『7日間ブックカバーチャレンジ』番外編293日目
先日は職場へ向かう東京行きの新幹線が結構混んでいたので、何があったのかと思えば、国公立大2次試験の前期日程が今日から始まったそうです。今年はコロナの影響で集中して勉強できる環境ではなかった上、10日前には震度6強の地震が起こるなど、とんでもない逆風の中、試験を受けている受験生がいます。そんな受験生たちが存分に実力を発揮し、それぞれが満願成就を果たせるよう祈っています。
さて、今日お勧めする本は、少し狂気じみていながらも、様々な賞を受賞したミステリー短編集です。
本書は、表題作「満願」の他に「夜警」「死人宿」、「柘榴」、「万灯」、「関守」の全六篇からなるミステリー短編集です。
それぞれに、冷静な語り手と狂気を帯びた犯罪者が登場し、このギャップが作品全体を通したトーンを形成し、なんとも薄暗い作品世界が伝わってきます。
作品一つ一つの概要を説明したいところもあるのですが、ネタバレになると、作品の魅力が半減してしまうかもしれないので、ほどほどにしておきます。

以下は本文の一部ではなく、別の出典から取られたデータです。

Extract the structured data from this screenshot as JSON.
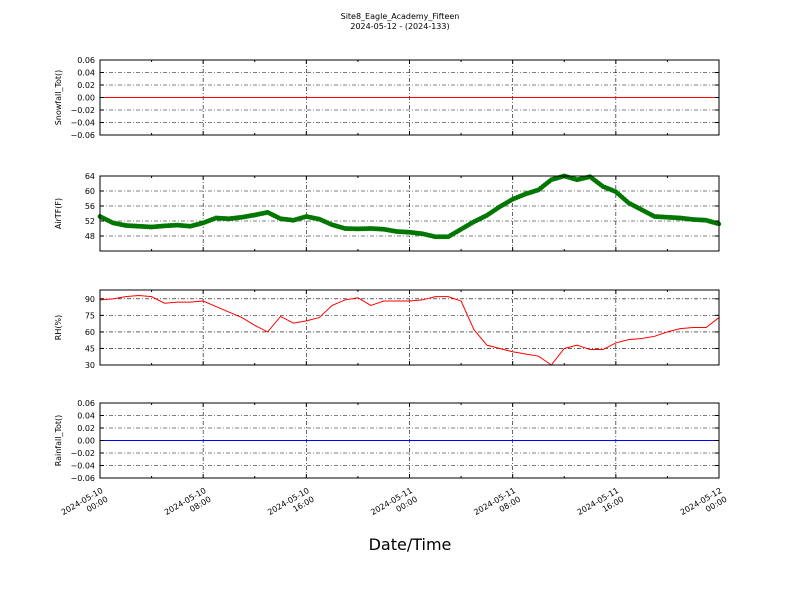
{
  "figure": {
    "title_line1": "Site8_Eagle_Academy_Fifteen",
    "title_line2": "2024-05-12 - (2024-133)",
    "xlabel": "Date/Time"
  },
  "chart_data": [
    {
      "type": "line",
      "ylabel": "Snowfall_Tot()",
      "ylim": [
        -0.06,
        0.06
      ],
      "yticks": [
        -0.06,
        -0.04,
        -0.02,
        0.0,
        0.02,
        0.04,
        0.06
      ],
      "ytick_labels": [
        "−0.06",
        "−0.04",
        "−0.02",
        "0.00",
        "0.02",
        "0.04",
        "0.06"
      ],
      "color": "#ff0000",
      "marker": "none",
      "grid": true,
      "x": [
        "2024-05-10 00:00",
        "2024-05-12 00:00"
      ],
      "values": [
        0.0,
        0.0
      ]
    },
    {
      "type": "line",
      "ylabel": "AirTF(F)",
      "ylim": [
        44,
        64
      ],
      "yticks": [
        48,
        52,
        56,
        60,
        64
      ],
      "ytick_labels": [
        "48",
        "52",
        "56",
        "60",
        "64"
      ],
      "color": "#007700",
      "marker": "circle",
      "grid": true,
      "x": [
        "2024-05-10 00:00",
        "2024-05-10 01:00",
        "2024-05-10 02:00",
        "2024-05-10 03:00",
        "2024-05-10 04:00",
        "2024-05-10 05:00",
        "2024-05-10 06:00",
        "2024-05-10 07:00",
        "2024-05-10 08:00",
        "2024-05-10 09:00",
        "2024-05-10 10:00",
        "2024-05-10 11:00",
        "2024-05-10 12:00",
        "2024-05-10 13:00",
        "2024-05-10 14:00",
        "2024-05-10 15:00",
        "2024-05-10 16:00",
        "2024-05-10 17:00",
        "2024-05-10 18:00",
        "2024-05-10 19:00",
        "2024-05-10 20:00",
        "2024-05-10 21:00",
        "2024-05-10 22:00",
        "2024-05-10 23:00",
        "2024-05-11 00:00",
        "2024-05-11 01:00",
        "2024-05-11 02:00",
        "2024-05-11 03:00",
        "2024-05-11 04:00",
        "2024-05-11 05:00",
        "2024-05-11 06:00",
        "2024-05-11 07:00",
        "2024-05-11 08:00",
        "2024-05-11 09:00",
        "2024-05-11 10:00",
        "2024-05-11 11:00",
        "2024-05-11 12:00",
        "2024-05-11 13:00",
        "2024-05-11 14:00",
        "2024-05-11 15:00",
        "2024-05-11 16:00",
        "2024-05-11 17:00",
        "2024-05-11 18:00",
        "2024-05-11 19:00",
        "2024-05-11 20:00",
        "2024-05-11 21:00",
        "2024-05-11 22:00",
        "2024-05-11 23:00",
        "2024-05-12 00:00"
      ],
      "values": [
        53.2,
        51.5,
        50.8,
        50.6,
        50.4,
        50.7,
        50.9,
        50.6,
        51.5,
        52.8,
        52.6,
        53.0,
        53.6,
        54.3,
        52.6,
        52.2,
        53.2,
        52.5,
        51.0,
        50.0,
        49.9,
        50.0,
        49.8,
        49.2,
        49.0,
        48.6,
        47.8,
        47.8,
        49.8,
        51.8,
        53.5,
        55.8,
        57.8,
        59.2,
        60.3,
        63.0,
        64.0,
        63.0,
        63.8,
        61.2,
        59.8,
        56.8,
        55.0,
        53.2,
        53.0,
        52.8,
        52.4,
        52.2,
        51.2
      ]
    },
    {
      "type": "line",
      "ylabel": "RH(%)",
      "ylim": [
        30,
        98
      ],
      "yticks": [
        30,
        45,
        60,
        75,
        90
      ],
      "ytick_labels": [
        "30",
        "45",
        "60",
        "75",
        "90"
      ],
      "color": "#ff0000",
      "marker": "none",
      "grid": true,
      "x": [
        "2024-05-10 00:00",
        "2024-05-10 01:00",
        "2024-05-10 02:00",
        "2024-05-10 03:00",
        "2024-05-10 04:00",
        "2024-05-10 05:00",
        "2024-05-10 06:00",
        "2024-05-10 07:00",
        "2024-05-10 08:00",
        "2024-05-10 09:00",
        "2024-05-10 10:00",
        "2024-05-10 11:00",
        "2024-05-10 12:00",
        "2024-05-10 13:00",
        "2024-05-10 14:00",
        "2024-05-10 15:00",
        "2024-05-10 16:00",
        "2024-05-10 17:00",
        "2024-05-10 18:00",
        "2024-05-10 19:00",
        "2024-05-10 20:00",
        "2024-05-10 21:00",
        "2024-05-10 22:00",
        "2024-05-10 23:00",
        "2024-05-11 00:00",
        "2024-05-11 01:00",
        "2024-05-11 02:00",
        "2024-05-11 03:00",
        "2024-05-11 04:00",
        "2024-05-11 05:00",
        "2024-05-11 06:00",
        "2024-05-11 07:00",
        "2024-05-11 08:00",
        "2024-05-11 09:00",
        "2024-05-11 10:00",
        "2024-05-11 11:00",
        "2024-05-11 12:00",
        "2024-05-11 13:00",
        "2024-05-11 14:00",
        "2024-05-11 15:00",
        "2024-05-11 16:00",
        "2024-05-11 17:00",
        "2024-05-11 18:00",
        "2024-05-11 19:00",
        "2024-05-11 20:00",
        "2024-05-11 21:00",
        "2024-05-11 22:00",
        "2024-05-11 23:00",
        "2024-05-12 00:00"
      ],
      "values": [
        89,
        90,
        92,
        93,
        92,
        86,
        87,
        87,
        88,
        83,
        78,
        73,
        66,
        60,
        74,
        68,
        70,
        73,
        84,
        89,
        91,
        84,
        88,
        88,
        88,
        89,
        92,
        92,
        88,
        62,
        48,
        45,
        42,
        40,
        38,
        30,
        45,
        48,
        44,
        44,
        50,
        53,
        54,
        56,
        60,
        63,
        64,
        64,
        73
      ]
    },
    {
      "type": "line",
      "ylabel": "Rainfall_Tot()",
      "ylim": [
        -0.06,
        0.06
      ],
      "yticks": [
        -0.06,
        -0.04,
        -0.02,
        0.0,
        0.02,
        0.04,
        0.06
      ],
      "ytick_labels": [
        "−0.06",
        "−0.04",
        "−0.02",
        "0.00",
        "0.02",
        "0.04",
        "0.06"
      ],
      "color": "#0000ff",
      "marker": "none",
      "grid": true,
      "x": [
        "2024-05-10 00:00",
        "2024-05-12 00:00"
      ],
      "values": [
        0.0,
        0.0
      ]
    }
  ],
  "xaxis": {
    "range": [
      "2024-05-10 00:00",
      "2024-05-12 00:00"
    ],
    "ticks": [
      {
        "line1": "2024-05-10",
        "line2": "00:00"
      },
      {
        "line1": "2024-05-10",
        "line2": "08:00"
      },
      {
        "line1": "2024-05-10",
        "line2": "16:00"
      },
      {
        "line1": "2024-05-11",
        "line2": "00:00"
      },
      {
        "line1": "2024-05-11",
        "line2": "08:00"
      },
      {
        "line1": "2024-05-11",
        "line2": "16:00"
      },
      {
        "line1": "2024-05-12",
        "line2": "00:00"
      }
    ]
  }
}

まず、表題作「満願」では、語り手の藤井弁護士と殺人の罪で服役を終えた鵜川妙子の話。学生時代に妙子の家に下宿していた藤井は、その縁から妙子が犯した殺人死体遺棄の事件の弁護を担当する。しかし、有利と考えていた控訴審を間際で取り消し刑に服した妙子の判断に疑問点を抱いていた藤井は、出所した妙子が挨拶に訪れる連絡を受け、事件を回想する中で学生当時の思い出から、事件の重大な核心に気がつく。
また、「夜警」では、事件当時交番長だった語り手柳岡とその部下で殉職した新人警官川藤の話。小心者で小狡い川藤は警官に向かないと感じていた柳岡は、川藤の殉職した事件について、川藤の実兄に語り、兄から重要な証言を得ます。そうして、その事件を考え直した時、柳岡は事件に隠された重大な事実に気がつきます。
他の4篇も、それぞれ過去に起こった出来事を思い返す形で真相が知らされるという構成になっており、その真相が少し狂気じみていて怖いです。
ミステリーが好きだけど本書は未読という方は、ぜひご一読下さい。